TU
1.
O recém-criado Instituto de Estudos Portugueses da Universidade Nova de Lisboa
realizou na semana passada, nas instalações da Fundação Calouste Gulbenkian, um
colóquio sobre "Os Sentidos e o Sentido", que constituiu
simultaneamente uma homenagem a Jacinto do Prado Coelho. Deve-se a iniciativa a
Ana Hatherly, apoiada por Silvina Rodrigues Lopes e Artur Anselmo. Na sessão
inaugural, em que estiveram presentes o prof. Ferrer Correia, pela Fundação
Calouste Gulbenkian, o dr. Ruy Vieira Néry, em representação do Ministério da
Cultura, e responsáveis da Faculdade de Ciências Sociais e Humanas, ouviu-se uma
mensagem de Manuel Maria Carrilho, atual ministro da Cultura, e houve
intervenções de Ana Hatherly, Ferrer Correia, Ruy Néry, Eduardo Lourenço,
Luciana Stegagno Picchio, Robert Bréchon, Maria Alzira Seixo e Onésimo [Teotónio]

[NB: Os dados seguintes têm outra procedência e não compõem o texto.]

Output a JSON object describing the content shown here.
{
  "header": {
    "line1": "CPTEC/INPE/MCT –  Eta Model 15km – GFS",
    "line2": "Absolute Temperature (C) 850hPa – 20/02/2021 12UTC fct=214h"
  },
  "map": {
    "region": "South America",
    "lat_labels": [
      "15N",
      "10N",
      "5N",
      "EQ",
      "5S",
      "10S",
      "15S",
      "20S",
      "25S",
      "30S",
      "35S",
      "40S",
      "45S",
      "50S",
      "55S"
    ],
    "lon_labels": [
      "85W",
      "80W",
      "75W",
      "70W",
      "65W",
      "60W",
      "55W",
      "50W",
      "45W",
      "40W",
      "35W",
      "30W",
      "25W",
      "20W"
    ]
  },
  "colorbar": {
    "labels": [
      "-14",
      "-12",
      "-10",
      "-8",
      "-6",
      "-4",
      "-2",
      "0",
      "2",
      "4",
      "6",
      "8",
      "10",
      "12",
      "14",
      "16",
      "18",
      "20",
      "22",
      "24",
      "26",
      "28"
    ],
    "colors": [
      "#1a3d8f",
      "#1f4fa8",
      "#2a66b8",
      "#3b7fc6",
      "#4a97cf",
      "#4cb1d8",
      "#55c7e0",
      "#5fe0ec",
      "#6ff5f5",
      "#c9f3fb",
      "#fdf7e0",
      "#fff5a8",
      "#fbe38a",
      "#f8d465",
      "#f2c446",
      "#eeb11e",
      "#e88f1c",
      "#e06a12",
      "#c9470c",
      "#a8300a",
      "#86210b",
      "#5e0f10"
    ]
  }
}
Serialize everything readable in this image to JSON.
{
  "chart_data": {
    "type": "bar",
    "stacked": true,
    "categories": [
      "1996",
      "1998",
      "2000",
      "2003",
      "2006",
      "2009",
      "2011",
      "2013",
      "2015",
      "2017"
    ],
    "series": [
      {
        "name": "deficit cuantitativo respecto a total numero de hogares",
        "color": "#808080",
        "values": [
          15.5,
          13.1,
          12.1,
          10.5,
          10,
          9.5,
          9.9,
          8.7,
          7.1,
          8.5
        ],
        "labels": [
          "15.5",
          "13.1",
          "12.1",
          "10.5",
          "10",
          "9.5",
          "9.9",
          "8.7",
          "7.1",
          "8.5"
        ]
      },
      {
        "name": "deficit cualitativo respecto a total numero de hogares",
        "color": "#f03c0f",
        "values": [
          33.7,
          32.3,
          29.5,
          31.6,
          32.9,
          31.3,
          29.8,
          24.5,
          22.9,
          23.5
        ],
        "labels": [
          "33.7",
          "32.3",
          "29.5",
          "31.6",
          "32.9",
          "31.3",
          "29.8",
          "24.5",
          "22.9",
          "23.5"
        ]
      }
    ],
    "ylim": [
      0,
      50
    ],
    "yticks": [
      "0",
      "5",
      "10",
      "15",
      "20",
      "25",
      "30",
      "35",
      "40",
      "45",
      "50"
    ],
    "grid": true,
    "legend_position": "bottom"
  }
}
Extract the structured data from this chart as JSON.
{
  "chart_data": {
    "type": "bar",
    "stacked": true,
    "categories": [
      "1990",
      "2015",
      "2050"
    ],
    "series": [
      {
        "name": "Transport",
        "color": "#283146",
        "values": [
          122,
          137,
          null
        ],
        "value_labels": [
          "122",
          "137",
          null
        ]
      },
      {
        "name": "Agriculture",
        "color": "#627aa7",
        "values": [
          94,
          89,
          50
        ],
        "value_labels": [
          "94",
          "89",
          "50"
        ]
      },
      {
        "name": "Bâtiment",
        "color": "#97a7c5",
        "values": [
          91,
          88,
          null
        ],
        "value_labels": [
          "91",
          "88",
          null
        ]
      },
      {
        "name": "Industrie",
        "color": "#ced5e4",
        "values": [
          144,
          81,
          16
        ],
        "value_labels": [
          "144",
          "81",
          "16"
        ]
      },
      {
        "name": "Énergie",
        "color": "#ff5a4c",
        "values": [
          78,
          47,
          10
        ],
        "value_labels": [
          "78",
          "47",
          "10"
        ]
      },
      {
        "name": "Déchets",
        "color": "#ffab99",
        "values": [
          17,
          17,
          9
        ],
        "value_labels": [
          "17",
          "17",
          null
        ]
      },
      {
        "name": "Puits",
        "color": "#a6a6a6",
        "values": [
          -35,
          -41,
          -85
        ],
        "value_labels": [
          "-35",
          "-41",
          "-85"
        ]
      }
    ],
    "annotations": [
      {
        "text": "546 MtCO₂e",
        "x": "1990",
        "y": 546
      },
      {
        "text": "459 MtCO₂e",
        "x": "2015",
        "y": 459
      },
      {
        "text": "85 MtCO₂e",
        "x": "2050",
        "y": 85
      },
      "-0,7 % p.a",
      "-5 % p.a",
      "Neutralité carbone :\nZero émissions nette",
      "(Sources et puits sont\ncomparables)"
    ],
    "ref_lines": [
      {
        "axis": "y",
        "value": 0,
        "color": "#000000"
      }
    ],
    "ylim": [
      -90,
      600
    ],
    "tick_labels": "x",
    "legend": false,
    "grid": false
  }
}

Almeida. Pediram-me também que falasse. Tentei falar -assim.
2.
A primeira palavra é: obrigado. É a mais fácil, é a mais justa, é a mais espontânea.
Depois,
as coisas complicam-se: como falar de Jacinoo do Prado Coelho – pai. Como
Jacinto do Prado Coelho? Isto é, como um nome que se estabilizou, que se autonomizou,
que se classicizou no âmbito dos estudos literários, dos estudos da literatura comparada,
dos estudos de literatura portuguesa. Ou como pai? Como Jacinto do Prado
Coelho, é possível um discurso sereno, reconhecido, de admiração e gratidão, de
análise dos textos e do percurso. Um discurso que, imprescindível, parte no
entanto do pressuposto de que alguém, ele, desapareceu.
No
entanto, desde algumas semanas que uma frase se me impõe, obsessiva, dessas que
se não apagam, sempre que penso escrever esta intervenção. A frase não é minha,
disse-ma um amigo recentemente, um amigo abatido pela morte da mulher, que em
Paris me contava como às vezes, diante da uma montra, ou ao olhar um livro, se
esquecia de que ela tinha desaparecido, e começava a conversar. E ele dizia-me:
''É muito difícil fazer desaparecer uma pessoa."
É.
É muito difícil fazer desaparecer uma pessoa. É preciso muito trabalho, e nunca
se está certo de ter conseguido. Eu, por exemplo, se falar de Jacinto do Prado
Coelho como pai estou certo de que ele não desapareceu. Que persiste como
aquele resiste a ser apenas um nome estável de quem os outros falam. Ele, apenas.
Talvez
contando seja mais fácil. Na memória mais antiga recordo o silêncio. "Não
se pode fazer barulho", diziam-me, "o pai está a trabalhar". "Para
a tese ", acrescentavam. Devia ser ainda Camilo, devia ser já Pessoa, mas
foi sempre assim, pela vida fora. Eu brincava, lia imaginava batalhas, jogos de
futebol, emissões radiofónicas, e à minha volta o silêncio do pai a escrever -nunca,
ou raramente, à secretária, em sofás, com montes de papéis em redor, e livros
pelas cadeiras. Aliás, os livros iam ficando em cima das cadeiras, disponíveis,
e a minha mãe dizia -esta é talvez a segunda recordação –: “nesta casa ninguém
se pode sentar". Todos os dias chegavam livros, a casa era invadida pelos
livros, os livros devoravam os espaços e eu começava a ler os livros que devoravam
os espaços, e lia ao acaso das cadeiras. Posso assim contar duas coisas mais:
que o meu pai nunca impunha a leitura de um livro, lê este em vez daquele, e nunca
desaconselhava a leitura de um livro. Deixava que as cadeiras decidissem – e eu
lia. Lembro-me também dos alunos do pai, aqueles que o iam regularmente visitar
e com quem eu ia falar às vezes à sala, e desses alunos, assistentes, amigos,
havias dois que eram para mim os alunos do Pai: o David e o Urbano.
Lembro-me
de que chegavam no correio uns cadernos de uma associação de amigos de Romain
Rolland. E que chegavam livros da Galiza, que me irritavam, porque não os entendia
bem. E que o meu pai com frequência falava de Montaigne. Mais tarde percebi que
tudo isto traçava o retrato de um racionalista, de um humanista, de um cético,
de um voluntarista Cético, sim, e ele explicava: “só sei que nada sei".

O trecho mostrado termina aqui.